3. Loading Patterns: Initial and Incremental Loads
3.1 Initial Load
- Purpose: Perform a one-time, complete copy of the desired data.
- Pattern: Use the Database Query component without a
WHERE
clause to select all records. - Example:
SELECT * FROM PURCHASE_TRANSACTIONS;
3.2 Incremental Load
- Purpose: Regularly import new or changed records since the last successful load.
- Pattern: Use the Database Query component with a filter clause. Filter typically on a timestamp or an incrementing ID.
- Example:
SELECT * FROM PURCHASE_TRANSACTIONS
WHERE LAST_UPDATED > '${last_successful_load_time}';
${last_successful_load_time}is a placeholder for your process variable tracking load state.
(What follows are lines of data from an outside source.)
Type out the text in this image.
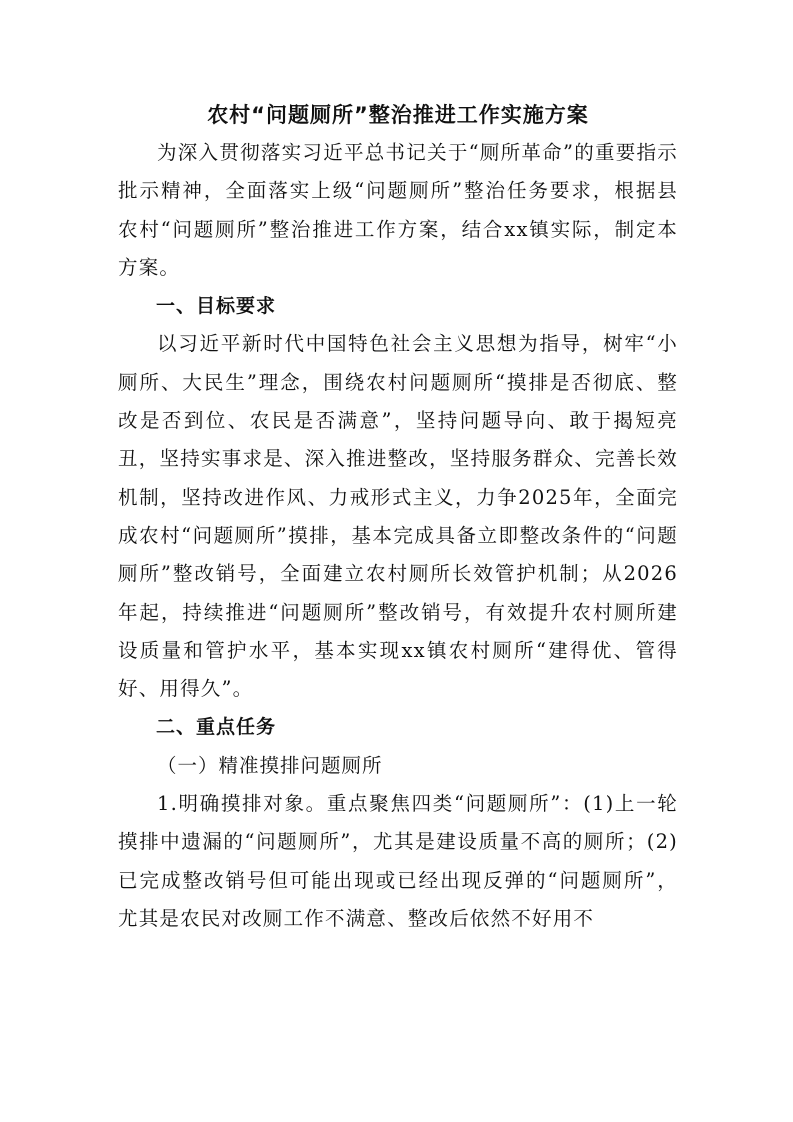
农村“问题厕所”整治推进工作实施方案

为深入贯彻落实习近平总书记关于“厕所革命”的重要指示批示精神，全面落实上级“问题厕所”整治任务要求，根据县农村“问题厕所”整治推进工作方案，结合xx镇实际，制定本方案。

一、目标要求

以习近平新时代中国特色社会主义思想为指导，树牢“小厕所、大民生”理念，围绕农村问题厕所“摸排是否彻底、整改是否到位、农民是否满意”，坚持问题导向、敢于揭短亮丑，坚持实事求是、深入推进整改，坚持服务群众、完善长效机制，坚持改进作风、力戒形式主义，力争2025年，全面完成农村“问题厕所”摸排，基本完成具备立即整改条件的“问题厕所”整改销号，全面建立农村厕所长效管护机制；从2026年起，持续推进“问题厕所”整改销号，有效提升农村厕所建设质量和管护水平，基本实现xx镇农村厕所“建得优、管得好、用得久”。

二、重点任务

（一）精准摸排问题厕所

1.明确摸排对象。重点聚焦四类“问题厕所”：(1)上一轮摸排中遗漏的“问题厕所”，尤其是建设质量不高的厕所；(2)已完成整改销号但可能出现或已经出现反弹的“问题厕所”，尤其是农民对改厕工作不满意、整改后依然不好用不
Read more about Incremental Load: Data Replication Strategy.
- Tip: Utilize the same Database Query component for both initial and incremental loads, modifying only the WHERE/filter clause according to the load type.
By following these guidelines, you can reliably query, extract, and load data from Datacom, handling both bulk and incremental scenarios efficiently.
Data Integration Architecture
Loading data into Redshift in advance of integration offers a practical "divide and conquer" approach by breaking the process into two distinct steps: extraction and loading first, followed by transformation and integration. This methodology is a principal advantage of the ELT (Extract, Load, Transform) architecture, as it separates the often time-consuming data movement from the computationally intensive transformation logic. Effective data integration relies on transforming raw data into a consistent, usable format—best achieved through well-designed data transformation pipelines. Another key benefit of the ELT approach is that these transformations and the ultimate data integration activities are performed directly within the Redshift environment. As a result, integration tasks are fast, available on-demand, and can scale with the needs of the business—all while avoiding the need to provision and maintain separate data processing infrastructure, leading to both operational and cost efficiencies.